More on data growth from NetApp analyst days customers

Installing a power line at the Tram. Pat, Allan and Chris by bossco (cc) (from Flickr)
Installing a power line at the Tram. Pat, Allan and Chris by bossco (cc) (from Flickr)

Some customers at NetApp’s Analyst Days were discussing deployments of NetApp storage with Dave Hitz the new storage efficiency czar and others but I was more interested in their comments on storage growth issues. Jonathan Bartes of Virginia Farm Bureau mentioned the “natural growth rate of unstructured data” seemed to be about 20% per year, but some of the other customers had even higher growth rates.

Tucson Electric Power

Christopher Jeffry Rima from Tucson Electric Power is dealing with 70% CAGR in data growth per year. What’s driving this is primarily regulations (Power companies are heavily regulated utilities in USA), high resolution imagery/GIS data and power management/smart metering. It turns out imagery has increased resolution by about 10X in a matter of years and they use such images as work plan overlays for field work to fix, upgrade or retire equipment. It seems they have hi-res images of all the power equipment and lines in their jurisdiction which are updated periodically via fly overs.

The other thing that’s driving their data growth is smart metering and demand power management. I have talked about smart metering data appetite before. But demand management was new to me.

Rima said that demand management is similar to smart metering but adds a real time modeling of  demand and capacity and bi-directional transmissions to request consumers to shed demand when required. Smart meters and real time generation data feeds the load management model used to predict peak demand over the next time period which is then used to determine whether to shed demand or not.   It turns out that at ~60% utilization the power grid is much more cost effective than at 80% due the need to turn on gas generators which cost more than coal. In any case, when their prediction model shows utilization will top ~60-70% they start shunting load.


Another customer, Neil Clover from Arup (a construction/engineering firm) started talking about 3D building/site modeling and fire simulation flow dynamics modeling. Clover lamented that it’s not unusual to have a TB of data show up out of nowhere for a project they just took on.

incendio en el edificio 04 by donrenexito (cc) (from Flickr)
incendio en el edificio 04 by donrenexito (cc) (from Flickr)

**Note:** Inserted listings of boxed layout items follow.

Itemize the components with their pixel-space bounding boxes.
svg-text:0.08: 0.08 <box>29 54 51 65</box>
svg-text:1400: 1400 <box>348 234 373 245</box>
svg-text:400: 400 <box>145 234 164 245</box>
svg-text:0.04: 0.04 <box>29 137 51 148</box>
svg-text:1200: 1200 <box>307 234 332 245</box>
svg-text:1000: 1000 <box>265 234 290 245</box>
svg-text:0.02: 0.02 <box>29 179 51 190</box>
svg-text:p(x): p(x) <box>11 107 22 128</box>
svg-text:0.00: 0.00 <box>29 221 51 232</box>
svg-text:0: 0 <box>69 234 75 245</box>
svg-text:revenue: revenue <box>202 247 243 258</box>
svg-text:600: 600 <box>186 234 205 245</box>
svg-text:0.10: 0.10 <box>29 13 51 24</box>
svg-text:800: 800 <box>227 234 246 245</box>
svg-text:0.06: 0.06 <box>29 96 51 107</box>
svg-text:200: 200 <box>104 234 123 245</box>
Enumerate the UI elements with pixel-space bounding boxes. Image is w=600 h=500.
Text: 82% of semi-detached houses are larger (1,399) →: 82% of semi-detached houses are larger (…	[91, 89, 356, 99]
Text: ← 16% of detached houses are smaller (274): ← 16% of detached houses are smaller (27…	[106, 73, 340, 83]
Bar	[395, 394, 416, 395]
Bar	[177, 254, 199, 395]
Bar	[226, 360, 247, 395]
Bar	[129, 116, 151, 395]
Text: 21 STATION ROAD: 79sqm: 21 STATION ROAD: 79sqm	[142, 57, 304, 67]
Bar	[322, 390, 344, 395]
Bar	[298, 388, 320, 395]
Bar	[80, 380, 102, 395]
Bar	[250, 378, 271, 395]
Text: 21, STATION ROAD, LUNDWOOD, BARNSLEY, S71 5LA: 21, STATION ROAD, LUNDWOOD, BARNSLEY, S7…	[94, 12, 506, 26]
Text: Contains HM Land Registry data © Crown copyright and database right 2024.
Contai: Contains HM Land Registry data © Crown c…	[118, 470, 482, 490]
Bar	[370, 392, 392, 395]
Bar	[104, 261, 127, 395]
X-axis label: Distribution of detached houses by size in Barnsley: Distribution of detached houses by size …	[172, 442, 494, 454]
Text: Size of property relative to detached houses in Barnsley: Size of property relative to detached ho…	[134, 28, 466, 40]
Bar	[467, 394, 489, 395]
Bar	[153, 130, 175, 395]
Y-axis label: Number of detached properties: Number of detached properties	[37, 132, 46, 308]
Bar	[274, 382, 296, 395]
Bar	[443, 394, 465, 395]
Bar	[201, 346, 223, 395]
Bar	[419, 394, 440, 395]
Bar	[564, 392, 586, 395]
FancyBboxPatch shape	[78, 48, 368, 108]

Clover said the fire flow modeling’s increasing resolution and multiple iterations under varying conditions were generating lots of data. The 3D models are also causing serious data growth and need to be maintained across the design, build, operate cycle of buildings.  TB of data showing up on your data center storage with no advance notice – incredible.  All this and more is causing Clover’s data growth to average around 70% per year.

University Hospitals Leuven, Belgium

The day before at the analyst meeting Reinoud Reynders from the University Hospital Leuven, Belgium mentioned some key drivers of data growth at their hospital as digital pathology studies that generate about 100GB each but which they do about 100 times a day and DNA studies that generate about 1TB of data each and take about a week to create.  This seems higher than I predicted, almost 16X higher.  However, Reynders said the DNA studies are still pretty expensive at $15K USD each but he forecasts costs decreasing drasmatically over the coming years and a commensurate volume increase.

But the more critical current issue might be the digital pathology exams at ~10TB per day.  The saving grace for pathology exams is that such studies can be archived when completed rather than kept online. Reynders also mentioned that digital radiology and imaging studies are also creating massive amounts of data but unfortunately this data must be kept online because they are re-referenced often and has no predictability about it.

While data growth was an understated concern during much of the conference sessions, how customers dealt with such (ab?)normal growth by using NetApp storage and Ontap functionality was the main topic of their presentations.  Explanation on this NetApp functionality and how effective they were at managing data growth will need to await another day.